The AUDUSD has drifted higher for seven straight weeks. We have to travel back to the period between June and July of 2016 to find a comparable weekly win streak, albeit a less significant one.
But nothing lasts forever, and what goes up must come down. However, the last thing you want to do is sell into an uptrend without just cause.
It’s also important to identify the broader technical theme because while a 4-hour chart can be nice to look at, it doesn’t paint a complete picture.
For that, we turn to the weekly time frame.
As you can see, the AUDUSD has been in a steady uptrend since the beginning of 2016. Though I would argue that it’s corrective in appearance relative to the multi-year downtrend that started in 2011.
While the pair still has room to run, overhead resistance is substantial. At the moment that resistance level is 0.8110 with a close above that exposing 0.8160.
For those who are more interested in playing the weekly range above, there is a 4-hour ascending channel that could prove useful.
There’s no indication of it yet, but a close below channel support in the chart below could signal a turn lower. The first area of interest following a break lower would be 0.8020 followed by 0.7935.
I don’t usually include this many support levels on a chart, but I believe that ignoring any one of them would be a mistake.

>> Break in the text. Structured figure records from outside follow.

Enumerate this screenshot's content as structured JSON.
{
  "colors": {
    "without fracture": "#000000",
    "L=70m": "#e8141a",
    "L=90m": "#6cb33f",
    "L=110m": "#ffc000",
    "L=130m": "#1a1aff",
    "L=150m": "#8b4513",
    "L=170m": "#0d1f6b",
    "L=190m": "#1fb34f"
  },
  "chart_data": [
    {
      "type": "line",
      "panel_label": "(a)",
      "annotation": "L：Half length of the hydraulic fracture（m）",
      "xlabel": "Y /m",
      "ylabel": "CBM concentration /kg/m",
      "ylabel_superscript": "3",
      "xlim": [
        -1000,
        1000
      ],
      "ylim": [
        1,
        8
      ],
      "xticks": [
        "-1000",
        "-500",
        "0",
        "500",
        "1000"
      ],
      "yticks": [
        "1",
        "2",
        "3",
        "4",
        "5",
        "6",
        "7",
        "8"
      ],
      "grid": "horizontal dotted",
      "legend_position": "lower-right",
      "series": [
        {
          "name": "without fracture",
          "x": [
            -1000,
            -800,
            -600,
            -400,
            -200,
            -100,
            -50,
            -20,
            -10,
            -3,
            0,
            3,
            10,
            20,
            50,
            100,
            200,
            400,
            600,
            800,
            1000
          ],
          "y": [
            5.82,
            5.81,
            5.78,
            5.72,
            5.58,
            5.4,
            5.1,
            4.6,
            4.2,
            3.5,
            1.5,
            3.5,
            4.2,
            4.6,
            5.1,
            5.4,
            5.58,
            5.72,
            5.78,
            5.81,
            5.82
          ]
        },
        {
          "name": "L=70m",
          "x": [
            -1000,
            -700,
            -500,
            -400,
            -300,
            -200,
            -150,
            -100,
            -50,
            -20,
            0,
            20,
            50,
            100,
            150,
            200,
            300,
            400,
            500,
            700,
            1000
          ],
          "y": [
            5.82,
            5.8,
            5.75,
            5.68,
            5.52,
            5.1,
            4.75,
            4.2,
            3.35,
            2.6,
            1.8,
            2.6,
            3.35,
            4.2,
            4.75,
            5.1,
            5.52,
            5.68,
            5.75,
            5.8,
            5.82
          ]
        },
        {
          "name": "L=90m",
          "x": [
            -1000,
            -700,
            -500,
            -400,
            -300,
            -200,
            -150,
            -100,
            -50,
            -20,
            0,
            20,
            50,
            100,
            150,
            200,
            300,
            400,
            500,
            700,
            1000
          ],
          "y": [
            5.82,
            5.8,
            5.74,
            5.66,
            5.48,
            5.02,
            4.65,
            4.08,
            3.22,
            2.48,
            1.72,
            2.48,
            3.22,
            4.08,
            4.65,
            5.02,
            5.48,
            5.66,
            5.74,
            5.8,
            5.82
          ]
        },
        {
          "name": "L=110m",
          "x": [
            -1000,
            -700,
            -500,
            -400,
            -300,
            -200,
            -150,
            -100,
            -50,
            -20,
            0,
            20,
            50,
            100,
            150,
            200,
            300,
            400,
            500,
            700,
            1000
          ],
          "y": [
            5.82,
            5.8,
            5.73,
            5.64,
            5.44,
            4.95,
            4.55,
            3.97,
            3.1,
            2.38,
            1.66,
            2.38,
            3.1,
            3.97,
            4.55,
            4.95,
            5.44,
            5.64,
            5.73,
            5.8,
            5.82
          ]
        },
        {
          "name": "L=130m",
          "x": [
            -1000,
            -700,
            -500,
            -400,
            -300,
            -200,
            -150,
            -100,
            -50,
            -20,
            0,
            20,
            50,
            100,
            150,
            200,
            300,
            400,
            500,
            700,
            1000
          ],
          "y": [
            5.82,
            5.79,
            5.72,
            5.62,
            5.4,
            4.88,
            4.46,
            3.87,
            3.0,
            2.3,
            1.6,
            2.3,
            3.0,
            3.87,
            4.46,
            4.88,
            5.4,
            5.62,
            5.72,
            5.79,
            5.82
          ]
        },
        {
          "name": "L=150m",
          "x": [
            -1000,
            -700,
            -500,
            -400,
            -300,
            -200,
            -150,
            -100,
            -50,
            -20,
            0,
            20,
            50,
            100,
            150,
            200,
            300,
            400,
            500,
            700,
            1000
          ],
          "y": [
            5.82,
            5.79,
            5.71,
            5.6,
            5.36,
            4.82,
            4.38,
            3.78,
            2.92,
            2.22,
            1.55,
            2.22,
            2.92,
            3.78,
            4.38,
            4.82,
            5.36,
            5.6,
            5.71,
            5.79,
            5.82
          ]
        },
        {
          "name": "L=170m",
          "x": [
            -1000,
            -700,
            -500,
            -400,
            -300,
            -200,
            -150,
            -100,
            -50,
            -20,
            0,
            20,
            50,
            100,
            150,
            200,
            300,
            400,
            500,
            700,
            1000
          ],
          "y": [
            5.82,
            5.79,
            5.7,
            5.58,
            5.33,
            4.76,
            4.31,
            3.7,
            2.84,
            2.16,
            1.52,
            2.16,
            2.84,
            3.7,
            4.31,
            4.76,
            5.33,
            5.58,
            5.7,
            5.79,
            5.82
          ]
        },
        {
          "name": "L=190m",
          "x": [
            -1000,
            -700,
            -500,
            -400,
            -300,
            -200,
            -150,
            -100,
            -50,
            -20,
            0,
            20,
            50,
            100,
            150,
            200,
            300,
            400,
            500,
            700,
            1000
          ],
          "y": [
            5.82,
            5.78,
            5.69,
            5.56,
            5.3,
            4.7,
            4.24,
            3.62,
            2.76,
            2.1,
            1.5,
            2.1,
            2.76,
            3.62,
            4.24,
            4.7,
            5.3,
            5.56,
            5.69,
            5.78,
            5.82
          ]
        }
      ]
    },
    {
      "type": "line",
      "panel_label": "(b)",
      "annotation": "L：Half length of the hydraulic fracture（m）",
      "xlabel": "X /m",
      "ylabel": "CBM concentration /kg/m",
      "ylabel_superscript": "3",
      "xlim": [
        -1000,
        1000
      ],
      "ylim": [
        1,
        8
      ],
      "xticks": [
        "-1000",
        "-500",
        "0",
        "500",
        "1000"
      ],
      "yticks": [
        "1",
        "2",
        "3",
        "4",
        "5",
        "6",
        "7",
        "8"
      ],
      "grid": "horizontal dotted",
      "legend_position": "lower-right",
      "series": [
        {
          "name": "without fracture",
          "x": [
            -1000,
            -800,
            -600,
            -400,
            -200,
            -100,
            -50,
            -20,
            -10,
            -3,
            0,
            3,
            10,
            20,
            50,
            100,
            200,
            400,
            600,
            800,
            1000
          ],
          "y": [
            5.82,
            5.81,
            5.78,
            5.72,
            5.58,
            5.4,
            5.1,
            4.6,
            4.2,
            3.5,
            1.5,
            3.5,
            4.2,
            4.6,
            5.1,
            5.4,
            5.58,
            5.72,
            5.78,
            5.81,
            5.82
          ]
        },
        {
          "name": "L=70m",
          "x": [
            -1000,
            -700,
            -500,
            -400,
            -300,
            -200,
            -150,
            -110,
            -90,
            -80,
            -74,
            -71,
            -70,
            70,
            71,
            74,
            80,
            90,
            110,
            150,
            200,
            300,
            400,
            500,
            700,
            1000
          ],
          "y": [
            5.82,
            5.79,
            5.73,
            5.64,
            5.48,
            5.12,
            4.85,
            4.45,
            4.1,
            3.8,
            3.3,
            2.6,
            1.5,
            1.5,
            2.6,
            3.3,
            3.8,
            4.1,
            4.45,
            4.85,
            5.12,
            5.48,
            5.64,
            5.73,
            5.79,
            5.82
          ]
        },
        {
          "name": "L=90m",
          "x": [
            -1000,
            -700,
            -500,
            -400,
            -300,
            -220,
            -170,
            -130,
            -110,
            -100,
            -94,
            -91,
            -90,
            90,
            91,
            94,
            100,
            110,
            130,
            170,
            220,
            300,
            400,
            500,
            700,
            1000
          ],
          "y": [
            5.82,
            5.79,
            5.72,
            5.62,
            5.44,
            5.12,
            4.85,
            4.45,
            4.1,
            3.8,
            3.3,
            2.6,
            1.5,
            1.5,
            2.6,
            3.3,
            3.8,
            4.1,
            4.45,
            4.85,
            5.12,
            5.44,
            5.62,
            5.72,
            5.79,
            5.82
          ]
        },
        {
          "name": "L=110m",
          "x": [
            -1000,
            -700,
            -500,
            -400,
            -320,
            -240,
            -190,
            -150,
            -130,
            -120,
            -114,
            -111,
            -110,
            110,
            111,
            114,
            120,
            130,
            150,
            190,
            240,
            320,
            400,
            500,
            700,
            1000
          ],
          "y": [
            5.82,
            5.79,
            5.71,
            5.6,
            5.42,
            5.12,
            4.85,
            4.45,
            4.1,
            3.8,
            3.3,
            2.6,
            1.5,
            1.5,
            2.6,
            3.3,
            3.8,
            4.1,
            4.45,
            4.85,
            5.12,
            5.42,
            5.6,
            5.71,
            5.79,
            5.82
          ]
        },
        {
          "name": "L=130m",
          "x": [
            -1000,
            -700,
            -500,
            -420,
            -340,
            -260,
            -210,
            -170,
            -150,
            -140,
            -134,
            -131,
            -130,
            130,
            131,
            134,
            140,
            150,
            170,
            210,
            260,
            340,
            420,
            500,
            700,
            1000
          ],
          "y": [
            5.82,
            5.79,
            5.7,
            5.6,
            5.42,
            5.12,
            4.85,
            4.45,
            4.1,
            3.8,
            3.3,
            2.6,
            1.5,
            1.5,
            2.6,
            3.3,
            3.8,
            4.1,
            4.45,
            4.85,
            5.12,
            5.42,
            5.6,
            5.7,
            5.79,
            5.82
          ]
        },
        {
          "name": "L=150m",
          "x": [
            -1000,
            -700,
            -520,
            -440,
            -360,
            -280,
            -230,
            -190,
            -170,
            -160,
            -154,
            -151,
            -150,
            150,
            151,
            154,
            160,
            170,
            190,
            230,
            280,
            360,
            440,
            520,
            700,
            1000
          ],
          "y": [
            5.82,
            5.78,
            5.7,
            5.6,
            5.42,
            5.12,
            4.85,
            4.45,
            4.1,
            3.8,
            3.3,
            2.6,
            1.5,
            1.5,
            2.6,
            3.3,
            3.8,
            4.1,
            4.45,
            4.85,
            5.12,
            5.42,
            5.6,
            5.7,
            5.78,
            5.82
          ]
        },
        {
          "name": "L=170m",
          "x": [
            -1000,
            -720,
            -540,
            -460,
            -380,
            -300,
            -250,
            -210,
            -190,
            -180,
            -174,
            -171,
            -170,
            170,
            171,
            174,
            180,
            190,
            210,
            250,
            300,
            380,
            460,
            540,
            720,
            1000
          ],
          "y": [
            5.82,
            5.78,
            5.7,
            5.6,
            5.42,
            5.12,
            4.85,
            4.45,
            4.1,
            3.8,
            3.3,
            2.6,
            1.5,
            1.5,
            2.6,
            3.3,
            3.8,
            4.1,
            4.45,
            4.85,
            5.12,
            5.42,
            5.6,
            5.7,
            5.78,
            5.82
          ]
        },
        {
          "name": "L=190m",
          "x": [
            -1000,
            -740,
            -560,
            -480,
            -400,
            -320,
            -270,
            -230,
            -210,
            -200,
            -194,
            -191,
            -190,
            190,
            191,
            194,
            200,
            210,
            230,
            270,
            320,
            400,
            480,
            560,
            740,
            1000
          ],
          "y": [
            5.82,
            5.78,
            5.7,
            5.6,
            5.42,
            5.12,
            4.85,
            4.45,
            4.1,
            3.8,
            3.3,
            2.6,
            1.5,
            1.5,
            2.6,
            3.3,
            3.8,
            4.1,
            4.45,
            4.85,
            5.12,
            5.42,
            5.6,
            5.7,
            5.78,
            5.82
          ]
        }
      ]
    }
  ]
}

I’m not doing anything here just yet. The AUDUSD may very well have another 100 pips left in this seven-week rally. In which case, traders can watch for a close above 0.8110 which would likely attract another round of buyers.
Alternatively, a close below channel support would begin to put pressure on longs. There’s no telling when or where it might occur, but I do believe that’s the bigger play here given the two-year range shown above.
One event that could trigger a break one way or the other is today’s Fed rate decision and statement at 2 pm EST. Keep in mind that this Friday also features non-farm payrolls, which could shake things up for the U.S. dollar.